Mountain Pony Face

Wellington St Projects, Sydney



Influenced by a love for the natural landscape and her formative years spent
in regional Victoria, Anthea Kemp’s work explores familiar landscapes, memories and reflections of the beauty found in nature. Using the process of painting  as nostalgic relief of a significant place, she connects geological motifs  and organic forms with personal experiences.

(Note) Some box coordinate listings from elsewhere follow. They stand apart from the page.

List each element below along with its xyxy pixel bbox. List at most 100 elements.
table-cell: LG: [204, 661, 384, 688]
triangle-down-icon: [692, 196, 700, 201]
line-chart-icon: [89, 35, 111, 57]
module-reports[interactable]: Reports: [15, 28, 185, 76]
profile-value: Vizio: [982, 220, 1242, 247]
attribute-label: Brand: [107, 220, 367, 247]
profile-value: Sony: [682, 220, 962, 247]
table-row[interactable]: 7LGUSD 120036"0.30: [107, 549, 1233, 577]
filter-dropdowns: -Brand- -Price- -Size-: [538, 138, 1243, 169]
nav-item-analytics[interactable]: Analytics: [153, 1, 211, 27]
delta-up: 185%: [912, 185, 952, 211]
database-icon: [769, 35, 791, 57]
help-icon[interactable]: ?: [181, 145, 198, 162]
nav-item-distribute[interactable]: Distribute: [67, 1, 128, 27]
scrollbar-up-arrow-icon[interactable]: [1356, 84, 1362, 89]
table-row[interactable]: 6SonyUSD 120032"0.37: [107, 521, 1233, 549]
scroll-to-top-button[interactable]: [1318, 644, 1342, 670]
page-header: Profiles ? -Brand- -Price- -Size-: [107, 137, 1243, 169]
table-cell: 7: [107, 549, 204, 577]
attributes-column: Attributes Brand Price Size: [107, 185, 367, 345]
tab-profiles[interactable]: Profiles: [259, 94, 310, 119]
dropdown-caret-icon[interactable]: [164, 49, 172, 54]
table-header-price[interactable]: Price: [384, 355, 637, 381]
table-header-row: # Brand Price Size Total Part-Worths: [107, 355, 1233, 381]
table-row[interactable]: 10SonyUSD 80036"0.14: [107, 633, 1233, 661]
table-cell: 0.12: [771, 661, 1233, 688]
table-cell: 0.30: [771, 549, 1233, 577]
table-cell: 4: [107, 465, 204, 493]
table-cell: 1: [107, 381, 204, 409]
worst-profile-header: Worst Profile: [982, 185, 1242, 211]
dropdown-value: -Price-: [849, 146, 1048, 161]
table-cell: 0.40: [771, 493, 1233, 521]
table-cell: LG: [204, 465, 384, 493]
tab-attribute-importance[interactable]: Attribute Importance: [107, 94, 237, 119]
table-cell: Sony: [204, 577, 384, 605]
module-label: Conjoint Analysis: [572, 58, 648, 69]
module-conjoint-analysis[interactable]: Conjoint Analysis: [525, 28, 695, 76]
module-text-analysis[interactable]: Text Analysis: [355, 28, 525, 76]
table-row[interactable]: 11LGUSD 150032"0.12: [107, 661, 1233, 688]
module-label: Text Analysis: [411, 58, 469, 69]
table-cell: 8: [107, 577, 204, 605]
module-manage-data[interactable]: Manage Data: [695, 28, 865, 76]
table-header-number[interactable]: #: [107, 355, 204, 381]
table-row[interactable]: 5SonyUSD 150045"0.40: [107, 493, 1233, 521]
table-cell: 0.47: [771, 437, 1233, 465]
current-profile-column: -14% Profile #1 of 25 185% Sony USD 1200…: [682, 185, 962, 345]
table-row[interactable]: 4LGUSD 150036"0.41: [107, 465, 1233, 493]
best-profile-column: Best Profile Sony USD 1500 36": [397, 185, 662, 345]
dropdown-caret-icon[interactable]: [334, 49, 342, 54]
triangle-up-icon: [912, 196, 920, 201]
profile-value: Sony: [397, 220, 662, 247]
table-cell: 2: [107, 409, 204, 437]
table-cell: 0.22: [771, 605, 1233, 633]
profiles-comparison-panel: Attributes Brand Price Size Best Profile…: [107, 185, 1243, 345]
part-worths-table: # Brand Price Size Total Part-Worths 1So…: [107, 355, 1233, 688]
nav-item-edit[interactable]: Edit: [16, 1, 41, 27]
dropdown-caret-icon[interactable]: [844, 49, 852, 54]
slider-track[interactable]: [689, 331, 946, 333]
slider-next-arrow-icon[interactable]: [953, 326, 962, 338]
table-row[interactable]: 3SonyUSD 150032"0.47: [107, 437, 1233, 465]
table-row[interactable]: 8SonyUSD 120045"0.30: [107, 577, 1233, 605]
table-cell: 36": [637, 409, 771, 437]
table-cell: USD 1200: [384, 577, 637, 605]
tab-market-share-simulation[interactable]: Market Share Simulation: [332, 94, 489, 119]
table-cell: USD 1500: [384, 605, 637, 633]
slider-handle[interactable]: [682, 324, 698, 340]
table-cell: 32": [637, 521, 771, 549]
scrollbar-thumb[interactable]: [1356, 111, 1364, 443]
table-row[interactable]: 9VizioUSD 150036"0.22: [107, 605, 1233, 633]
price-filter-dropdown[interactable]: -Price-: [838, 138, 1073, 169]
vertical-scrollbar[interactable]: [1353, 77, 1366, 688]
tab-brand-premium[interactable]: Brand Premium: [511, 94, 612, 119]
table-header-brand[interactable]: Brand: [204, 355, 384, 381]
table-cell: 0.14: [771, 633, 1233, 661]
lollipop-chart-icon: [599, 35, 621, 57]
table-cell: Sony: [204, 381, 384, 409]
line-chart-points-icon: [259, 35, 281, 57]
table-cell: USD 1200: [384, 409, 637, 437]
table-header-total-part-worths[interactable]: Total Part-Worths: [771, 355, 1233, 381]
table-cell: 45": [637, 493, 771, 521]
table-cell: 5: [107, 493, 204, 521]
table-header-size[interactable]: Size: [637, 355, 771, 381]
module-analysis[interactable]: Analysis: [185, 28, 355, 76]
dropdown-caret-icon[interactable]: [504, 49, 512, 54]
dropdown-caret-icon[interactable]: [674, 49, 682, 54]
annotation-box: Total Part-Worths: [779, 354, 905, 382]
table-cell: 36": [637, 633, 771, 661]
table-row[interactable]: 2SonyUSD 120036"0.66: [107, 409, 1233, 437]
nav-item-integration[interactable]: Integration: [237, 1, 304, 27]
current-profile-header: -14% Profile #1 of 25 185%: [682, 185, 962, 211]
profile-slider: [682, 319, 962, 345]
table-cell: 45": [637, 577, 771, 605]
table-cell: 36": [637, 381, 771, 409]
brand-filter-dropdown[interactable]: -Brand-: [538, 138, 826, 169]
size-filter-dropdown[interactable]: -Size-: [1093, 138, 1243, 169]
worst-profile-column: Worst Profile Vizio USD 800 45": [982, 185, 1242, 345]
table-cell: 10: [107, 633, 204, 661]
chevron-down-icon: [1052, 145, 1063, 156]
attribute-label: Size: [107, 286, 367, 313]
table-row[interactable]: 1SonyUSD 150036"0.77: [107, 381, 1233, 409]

Through her process of painting  the terrain of hills
and lowlands are re-imagined and abstracted, though  a landscape scene is always present.  In her most recent body of work, Mountain Pony Face, Anthea presents
a panoramic display of reflective paintings responding to her desire to maintain
a connection with the landscape of her home.  Nicknamed her ‘Pony Paintings’, these portraits of ponies embedded into idyllic landscapes mark a shift in Anthea’s practice, extending   her exploration of landscapes of personal significance
to a figure most important to her, the pony.


The paintings in this exhibition serve as both a response to, and the creation
of, Anthea’s personal narrative for these ponies. They also convey her desire
to be reunited with her first and most treasured pets; Fantasy, Daisy and Hokey Pokey. She affectionately recalls days spent leading paddock ponies around
the garden, riding along fence lines of the bush, wishing that one day they would  
be free to roam where they pleased. Anthea reclaims the iconography 
of a childhood pony crush, drawing on precious photographs and adored images found in books never read. Her practice involves working on many paintings at once before completion, she allows them to inform one another, creating one coherent feeling of nostalgia and imagination.  In this series, the actions of the artist’s hand  are unmistakably clear, the textural surface and visible brush marks work  
to maintain a connection between artist and these landscapes. Anthea’s works bounce between story telling and depictions of the landscape, creating a playful dialogue with the viewer.  Sitting somewhere between the natural and artificial, Anthea has created a blissful  new world for her ponies, they graze happily through dreamy terrains of yellow hills, sweeping mountain plains, grey skies and wild ocean seas. The scenes are ambiguous and disorientating, you are invited to decipher where these ponies roam free.

Dancing between abstraction and representation Anthea’s paintings in Mountain Pony Face are a testament to her talent for exploring familiar environments
and depicting their beauty. There is a rare and honest sensitivity in Anthea’s practice, less concerned with accurate illustration but with paintings ability
to play with our sense of reality and awaken our imagination.